Des conflits de droits sont aussi perceptibles sous l’angle de l’article 10 de la Convention. À cet égard, le juge européen est venu renforcer les « devoirs et responsabilités »[133] des exploitants de portails internet, et ce, d’autant plus lorsque le portail d’actualités fournissait « à des fins commerciales une plateforme destinée à la publication de commentaires émanant d’internautes sur des informations précédemment publiées »[134]. Si, dans la lignée de sa jurisprudence relative à la liberté d’expression, la Cour accorde un poids prépondérant au critère du débat d’intérêt général[135], elle se montre en revanche beaucoup plus stricte dès lors que les propos sont de nature illicite et constituent, par exemple, des discours de haine[136]. Le juge admet ainsi qu’un portail internet puisse être reconnu responsable des propos à caractère extrême laissés sur son site par des visiteurs dans la mesure où il « exerçait un contrôle important sur les commentaires publiés sur son portail », en effet, « seule la société requérante avait les moyens »[137] de modifier ou supprimer les commentaires litigieux[138].

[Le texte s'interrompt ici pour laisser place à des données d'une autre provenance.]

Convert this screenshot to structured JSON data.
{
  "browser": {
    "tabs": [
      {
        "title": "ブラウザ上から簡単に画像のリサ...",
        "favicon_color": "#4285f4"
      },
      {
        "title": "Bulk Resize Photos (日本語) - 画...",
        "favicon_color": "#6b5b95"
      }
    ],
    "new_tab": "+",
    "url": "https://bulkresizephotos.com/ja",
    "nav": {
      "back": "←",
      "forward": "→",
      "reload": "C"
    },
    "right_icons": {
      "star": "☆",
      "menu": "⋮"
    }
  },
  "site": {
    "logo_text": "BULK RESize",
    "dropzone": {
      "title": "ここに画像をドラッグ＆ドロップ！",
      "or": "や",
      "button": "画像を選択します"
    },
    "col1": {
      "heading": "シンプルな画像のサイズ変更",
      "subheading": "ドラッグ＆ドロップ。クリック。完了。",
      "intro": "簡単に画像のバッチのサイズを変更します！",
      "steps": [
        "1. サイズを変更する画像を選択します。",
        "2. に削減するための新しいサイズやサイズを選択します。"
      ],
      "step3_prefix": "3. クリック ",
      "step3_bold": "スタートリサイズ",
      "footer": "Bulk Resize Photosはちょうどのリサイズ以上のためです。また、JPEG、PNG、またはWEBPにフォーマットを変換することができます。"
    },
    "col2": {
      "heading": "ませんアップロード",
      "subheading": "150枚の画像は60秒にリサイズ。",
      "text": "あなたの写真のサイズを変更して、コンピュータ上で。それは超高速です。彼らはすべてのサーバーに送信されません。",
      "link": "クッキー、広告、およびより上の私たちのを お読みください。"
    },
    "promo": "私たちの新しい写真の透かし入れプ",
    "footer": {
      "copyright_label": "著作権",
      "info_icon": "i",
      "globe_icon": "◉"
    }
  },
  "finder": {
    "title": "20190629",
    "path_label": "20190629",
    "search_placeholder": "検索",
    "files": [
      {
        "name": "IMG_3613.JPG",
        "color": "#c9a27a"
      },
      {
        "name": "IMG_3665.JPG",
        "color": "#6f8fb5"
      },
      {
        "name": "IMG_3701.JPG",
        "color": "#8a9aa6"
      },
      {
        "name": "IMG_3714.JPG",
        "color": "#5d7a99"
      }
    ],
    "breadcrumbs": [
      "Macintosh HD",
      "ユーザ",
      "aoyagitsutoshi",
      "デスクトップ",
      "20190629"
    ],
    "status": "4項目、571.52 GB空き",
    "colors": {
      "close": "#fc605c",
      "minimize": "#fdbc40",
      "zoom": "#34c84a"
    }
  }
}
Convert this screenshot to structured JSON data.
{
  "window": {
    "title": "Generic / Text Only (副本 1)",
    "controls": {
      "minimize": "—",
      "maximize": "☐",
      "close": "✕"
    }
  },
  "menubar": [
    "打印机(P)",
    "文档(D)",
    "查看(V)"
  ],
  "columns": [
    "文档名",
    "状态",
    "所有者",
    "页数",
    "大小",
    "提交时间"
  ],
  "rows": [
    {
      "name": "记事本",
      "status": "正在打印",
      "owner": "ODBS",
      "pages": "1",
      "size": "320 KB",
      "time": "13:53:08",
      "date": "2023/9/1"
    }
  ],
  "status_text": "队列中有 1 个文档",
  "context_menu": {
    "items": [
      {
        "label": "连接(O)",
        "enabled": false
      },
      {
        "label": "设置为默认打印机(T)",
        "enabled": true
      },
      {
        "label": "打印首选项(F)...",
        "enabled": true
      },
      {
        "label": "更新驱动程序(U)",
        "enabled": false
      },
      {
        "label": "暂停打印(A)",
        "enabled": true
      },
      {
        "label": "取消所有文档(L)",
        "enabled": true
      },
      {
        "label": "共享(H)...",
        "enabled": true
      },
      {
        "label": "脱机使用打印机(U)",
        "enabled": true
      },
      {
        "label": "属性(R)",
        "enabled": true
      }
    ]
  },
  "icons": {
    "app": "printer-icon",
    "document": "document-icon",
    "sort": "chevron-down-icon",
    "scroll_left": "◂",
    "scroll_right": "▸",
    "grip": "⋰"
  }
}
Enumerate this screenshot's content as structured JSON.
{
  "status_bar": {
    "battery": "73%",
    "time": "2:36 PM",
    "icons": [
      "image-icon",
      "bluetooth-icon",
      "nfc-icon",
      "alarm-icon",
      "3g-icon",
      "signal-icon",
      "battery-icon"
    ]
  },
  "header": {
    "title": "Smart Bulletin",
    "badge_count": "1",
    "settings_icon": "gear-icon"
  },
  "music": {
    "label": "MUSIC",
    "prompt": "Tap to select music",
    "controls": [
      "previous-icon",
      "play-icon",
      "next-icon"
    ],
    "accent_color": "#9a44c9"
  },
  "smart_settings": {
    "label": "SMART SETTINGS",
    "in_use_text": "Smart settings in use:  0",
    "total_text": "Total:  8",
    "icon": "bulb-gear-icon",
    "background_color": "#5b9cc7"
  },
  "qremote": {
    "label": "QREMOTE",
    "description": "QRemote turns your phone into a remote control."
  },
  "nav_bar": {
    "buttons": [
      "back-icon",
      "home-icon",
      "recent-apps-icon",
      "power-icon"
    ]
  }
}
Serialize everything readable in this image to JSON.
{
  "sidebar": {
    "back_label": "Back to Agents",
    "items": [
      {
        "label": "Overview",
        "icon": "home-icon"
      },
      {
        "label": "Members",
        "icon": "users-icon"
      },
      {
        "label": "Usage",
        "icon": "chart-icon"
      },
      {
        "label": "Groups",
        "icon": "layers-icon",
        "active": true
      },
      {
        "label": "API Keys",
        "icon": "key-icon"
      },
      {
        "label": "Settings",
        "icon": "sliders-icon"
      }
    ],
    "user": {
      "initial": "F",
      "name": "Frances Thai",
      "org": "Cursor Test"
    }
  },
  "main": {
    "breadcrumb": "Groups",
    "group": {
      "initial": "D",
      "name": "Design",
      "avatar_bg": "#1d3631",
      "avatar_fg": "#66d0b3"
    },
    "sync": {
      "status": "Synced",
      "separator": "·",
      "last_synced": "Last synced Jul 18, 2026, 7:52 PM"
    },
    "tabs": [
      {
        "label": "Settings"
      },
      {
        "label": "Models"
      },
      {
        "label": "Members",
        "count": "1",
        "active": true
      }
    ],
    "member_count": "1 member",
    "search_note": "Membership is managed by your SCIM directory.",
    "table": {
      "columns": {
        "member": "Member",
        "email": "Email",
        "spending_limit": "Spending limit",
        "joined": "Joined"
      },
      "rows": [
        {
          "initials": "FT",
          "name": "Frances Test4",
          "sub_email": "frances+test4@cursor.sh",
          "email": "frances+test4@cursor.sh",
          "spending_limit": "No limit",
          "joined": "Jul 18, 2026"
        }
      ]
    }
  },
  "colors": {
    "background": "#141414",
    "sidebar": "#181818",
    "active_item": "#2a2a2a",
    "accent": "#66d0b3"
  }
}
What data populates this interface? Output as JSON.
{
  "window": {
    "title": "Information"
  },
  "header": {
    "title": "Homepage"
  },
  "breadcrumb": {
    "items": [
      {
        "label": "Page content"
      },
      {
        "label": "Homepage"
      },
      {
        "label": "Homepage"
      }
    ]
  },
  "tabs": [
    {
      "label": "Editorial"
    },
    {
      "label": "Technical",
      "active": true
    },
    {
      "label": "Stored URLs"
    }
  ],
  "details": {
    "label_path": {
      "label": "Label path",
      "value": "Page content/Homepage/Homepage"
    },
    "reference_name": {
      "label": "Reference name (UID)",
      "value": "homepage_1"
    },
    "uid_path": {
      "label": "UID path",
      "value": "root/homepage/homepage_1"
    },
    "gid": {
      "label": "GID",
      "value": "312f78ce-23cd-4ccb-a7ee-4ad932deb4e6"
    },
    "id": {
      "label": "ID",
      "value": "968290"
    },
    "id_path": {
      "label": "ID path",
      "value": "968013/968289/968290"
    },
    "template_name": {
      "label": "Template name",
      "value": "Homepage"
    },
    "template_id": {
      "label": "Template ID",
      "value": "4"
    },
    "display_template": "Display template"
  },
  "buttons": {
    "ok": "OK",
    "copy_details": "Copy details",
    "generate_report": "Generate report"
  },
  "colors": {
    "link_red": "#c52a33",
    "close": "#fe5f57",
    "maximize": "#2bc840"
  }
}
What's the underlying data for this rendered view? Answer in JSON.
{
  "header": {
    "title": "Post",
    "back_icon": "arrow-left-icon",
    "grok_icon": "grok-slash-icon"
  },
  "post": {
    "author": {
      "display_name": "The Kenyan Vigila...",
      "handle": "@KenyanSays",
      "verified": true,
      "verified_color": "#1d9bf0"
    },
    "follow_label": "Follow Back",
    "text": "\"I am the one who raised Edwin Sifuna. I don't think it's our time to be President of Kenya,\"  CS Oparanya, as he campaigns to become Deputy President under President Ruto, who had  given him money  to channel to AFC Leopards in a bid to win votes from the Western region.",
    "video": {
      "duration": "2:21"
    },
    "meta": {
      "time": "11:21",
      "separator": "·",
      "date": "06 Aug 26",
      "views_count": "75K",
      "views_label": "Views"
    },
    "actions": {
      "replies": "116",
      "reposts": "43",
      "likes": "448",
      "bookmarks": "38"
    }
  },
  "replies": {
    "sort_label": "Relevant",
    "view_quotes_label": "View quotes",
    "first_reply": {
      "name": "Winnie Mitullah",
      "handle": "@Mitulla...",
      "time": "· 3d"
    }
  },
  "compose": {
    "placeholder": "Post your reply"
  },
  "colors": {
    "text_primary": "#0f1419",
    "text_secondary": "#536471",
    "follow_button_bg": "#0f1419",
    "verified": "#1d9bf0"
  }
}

Ensuite, et toujours sous l’angle de l’article 10 de la Convention, le juge a également pu exiger la mise en place d’un organe indépendant qui permettrait de prévenir les atteintes aux droits d’autrui qui pourraient être commises. Cette disposition a effectivement « vocation à s’appliquer à la communication au moyen de l’Internet »[139], dans le domaine particulier de la protection des sources journalistiques. Dans l’affaire de Grande Chambre Sanoma Uitgevers B. V. c/ Pays-Bas était en cause une injonction faite à la société requérante de remettre un CD-ROM contenant les originaux de photographies publiées dans un article relatif aux courses automobiles illégales, photographies qui avaient été retouchées afin de conserver l’anonymat des personnes impliquées, le CD-ROM ayant ensuite été saisi. Lors de l’examen de la qualité de la loi néerlandaise, la Cour rappelle qu’« au premier rang des garanties exigées doit figurer la possibilité de faire contrôler la mesure par un juge ou tout autre organe décisionnel indépendant et impartial »[140]. Lorsque la protection des sources journalistiques pourrait se trouver remise en cause, le juge souligne alors la « nécessité d’un contrôle de nature préventive » afin que « le juge ou autre organe indépendant et impartial [soit] en mesure d’effectuer avant toute divulgation cette mise en balance des risques potentiels et des intérêts respectifs relativement aux éléments dont la divulgation est demandée, de sorte que les arguments des autorités désireuses d’obtenir la divulgation puissent être correctement appréciés »[141].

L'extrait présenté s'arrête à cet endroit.